I find that the healthy foods my children enjoy are highly idiosyncratic and often unpredictable: a high consumption of pomegranates and boiled eggs for example, or ten kiwi fruits in rapid succession, then not much interest for a about six months. Juice containing two carrots, or a juice with 3/4 of a carrot, apparently fiddly, but actually easily managed when only cooking for two children. And we can plan together and shop together, which means we don't waste much - things which again are not easily possible with school meals.
Clearly the solution (yet again) is more adult input the Home Education way, for not only does it solve the problem above, but I also find that it isn't just a question of talking about healthy eating just the once. It is a lesson that occurs and is reiterated daily. Abandoning children to the melee of the canteen will mean that they aren't getting this important information, the incentive or the inspiration to eat healthily.

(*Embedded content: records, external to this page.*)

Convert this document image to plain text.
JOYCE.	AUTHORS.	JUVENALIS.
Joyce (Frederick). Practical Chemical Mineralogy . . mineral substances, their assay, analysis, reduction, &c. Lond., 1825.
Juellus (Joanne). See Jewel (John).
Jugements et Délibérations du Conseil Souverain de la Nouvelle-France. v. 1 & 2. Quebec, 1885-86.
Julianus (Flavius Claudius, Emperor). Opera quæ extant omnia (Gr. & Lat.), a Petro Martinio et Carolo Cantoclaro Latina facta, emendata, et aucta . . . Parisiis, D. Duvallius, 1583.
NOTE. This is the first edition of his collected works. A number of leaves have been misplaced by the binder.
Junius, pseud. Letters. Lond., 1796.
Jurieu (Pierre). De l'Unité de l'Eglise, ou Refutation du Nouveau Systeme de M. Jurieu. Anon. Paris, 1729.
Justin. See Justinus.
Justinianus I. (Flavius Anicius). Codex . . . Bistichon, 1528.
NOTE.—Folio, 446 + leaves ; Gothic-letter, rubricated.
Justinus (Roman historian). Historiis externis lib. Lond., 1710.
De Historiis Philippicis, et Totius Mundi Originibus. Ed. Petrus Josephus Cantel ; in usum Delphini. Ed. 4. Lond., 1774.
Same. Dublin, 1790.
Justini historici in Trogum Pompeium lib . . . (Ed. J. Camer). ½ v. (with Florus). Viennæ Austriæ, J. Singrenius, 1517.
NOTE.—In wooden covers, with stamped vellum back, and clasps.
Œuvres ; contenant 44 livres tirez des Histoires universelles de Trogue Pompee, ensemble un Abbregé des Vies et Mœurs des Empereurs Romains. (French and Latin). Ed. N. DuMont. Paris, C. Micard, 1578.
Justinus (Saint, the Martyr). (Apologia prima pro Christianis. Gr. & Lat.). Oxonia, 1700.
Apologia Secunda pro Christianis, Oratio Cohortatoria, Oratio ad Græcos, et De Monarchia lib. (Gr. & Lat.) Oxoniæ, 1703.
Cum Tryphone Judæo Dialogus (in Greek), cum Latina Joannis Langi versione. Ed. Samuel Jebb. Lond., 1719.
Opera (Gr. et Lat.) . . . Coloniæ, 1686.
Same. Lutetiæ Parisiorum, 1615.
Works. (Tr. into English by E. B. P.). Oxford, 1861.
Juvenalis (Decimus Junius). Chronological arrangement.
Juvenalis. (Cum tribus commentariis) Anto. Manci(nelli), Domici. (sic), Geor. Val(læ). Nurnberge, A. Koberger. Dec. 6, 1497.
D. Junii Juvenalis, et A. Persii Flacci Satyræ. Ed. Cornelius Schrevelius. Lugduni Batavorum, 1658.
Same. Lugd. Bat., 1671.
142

Personalised learning, personalised eating! We don't expect adults to learn a vast range of subjects that they will never use again in their entire lives and we don't expect them to consume food they can't stand. Yet this is precisely what we ask of our children. Why do we imagine that enforced curricula and enforced consumption of certain foods are a good preparation for adult life? In tailoring to specific needs, we don't abandon children to ignorance or gluttony. It is simply that grown-ups are actually on hand to provide good information and facilitate informed choices according to the specific needs of the individual child.